Jill Stein, the Green Party nominee for President, on her platform page says that education is a right, and lists the following priorities:
- Guarantee tuition-free, world-class public education from pre-school through university.
- Abolish student debt to free a generation of Americans from debt servitude.
- Protect our public school systems from privatization.
- Use restorative justice to address conflicts before they occur, and involve students in the process.
- Evaluate teacher performance through assessment by fellow professionals. Do not rely on high stakes tests that reflect economic status of the community, and punish teachers working in low income communities of color.
- Replace Common Core with curriculum developed by educators, not corporations, with input from parents and communities.
- Stop denying students diplomas based on high stakes tests.
- Stop using merit pay to punish teachers who work with the most challenging student populations.
- Restore arts, music and recreation to school curriculums.
- Ensure racially inclusive, sensitive and relevant curriculums.

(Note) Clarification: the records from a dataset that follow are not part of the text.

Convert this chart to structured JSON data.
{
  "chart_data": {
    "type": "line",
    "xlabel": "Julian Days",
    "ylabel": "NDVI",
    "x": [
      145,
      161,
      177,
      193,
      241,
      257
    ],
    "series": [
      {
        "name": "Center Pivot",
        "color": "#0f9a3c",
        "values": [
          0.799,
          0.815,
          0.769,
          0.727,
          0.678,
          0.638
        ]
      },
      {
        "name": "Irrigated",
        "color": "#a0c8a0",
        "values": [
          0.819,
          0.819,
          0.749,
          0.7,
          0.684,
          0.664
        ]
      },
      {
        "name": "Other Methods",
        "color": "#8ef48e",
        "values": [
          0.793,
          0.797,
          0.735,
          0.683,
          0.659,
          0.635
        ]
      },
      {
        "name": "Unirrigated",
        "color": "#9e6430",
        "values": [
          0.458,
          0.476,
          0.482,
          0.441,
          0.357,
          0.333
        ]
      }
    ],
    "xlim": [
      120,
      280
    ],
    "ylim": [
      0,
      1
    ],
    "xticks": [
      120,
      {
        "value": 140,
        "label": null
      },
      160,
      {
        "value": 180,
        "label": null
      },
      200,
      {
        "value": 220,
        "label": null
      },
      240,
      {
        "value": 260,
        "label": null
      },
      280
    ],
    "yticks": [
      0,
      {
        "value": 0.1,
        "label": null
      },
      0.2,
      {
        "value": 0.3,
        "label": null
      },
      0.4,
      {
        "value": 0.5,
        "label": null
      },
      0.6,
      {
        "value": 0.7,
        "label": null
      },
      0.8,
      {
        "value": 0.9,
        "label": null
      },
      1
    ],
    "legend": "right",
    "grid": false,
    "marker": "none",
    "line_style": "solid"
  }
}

- Use Department of Education powers to offer grants and funding to encourage metropolitan desegregation plans based on socioeconomically balanced schools.
- Recognize poverty as the key obstacle to learning. Ensure that kids come to school ready to learn: healthy, nourished, secure and free from violence.
- Increase federal funding of public schools to equalize public school funding.
I was actually surprised to see she wanted to replace Common Core. I’m not surprised by her stance on high-stakes testing. On one hand there seems to be an appeal to local control, but “ensuring” any type of curriculum is actually more federal control than what Hillary Clinton advocates. She also wants to increase federal funding of public schools to equalize public school funding. I assume this is to ensure urban schools have the same amount of taxpayer funding as suburban schools. That along with free tuition for preschool through university (which public school for K-12 is already “free”) sounds really, really expensive.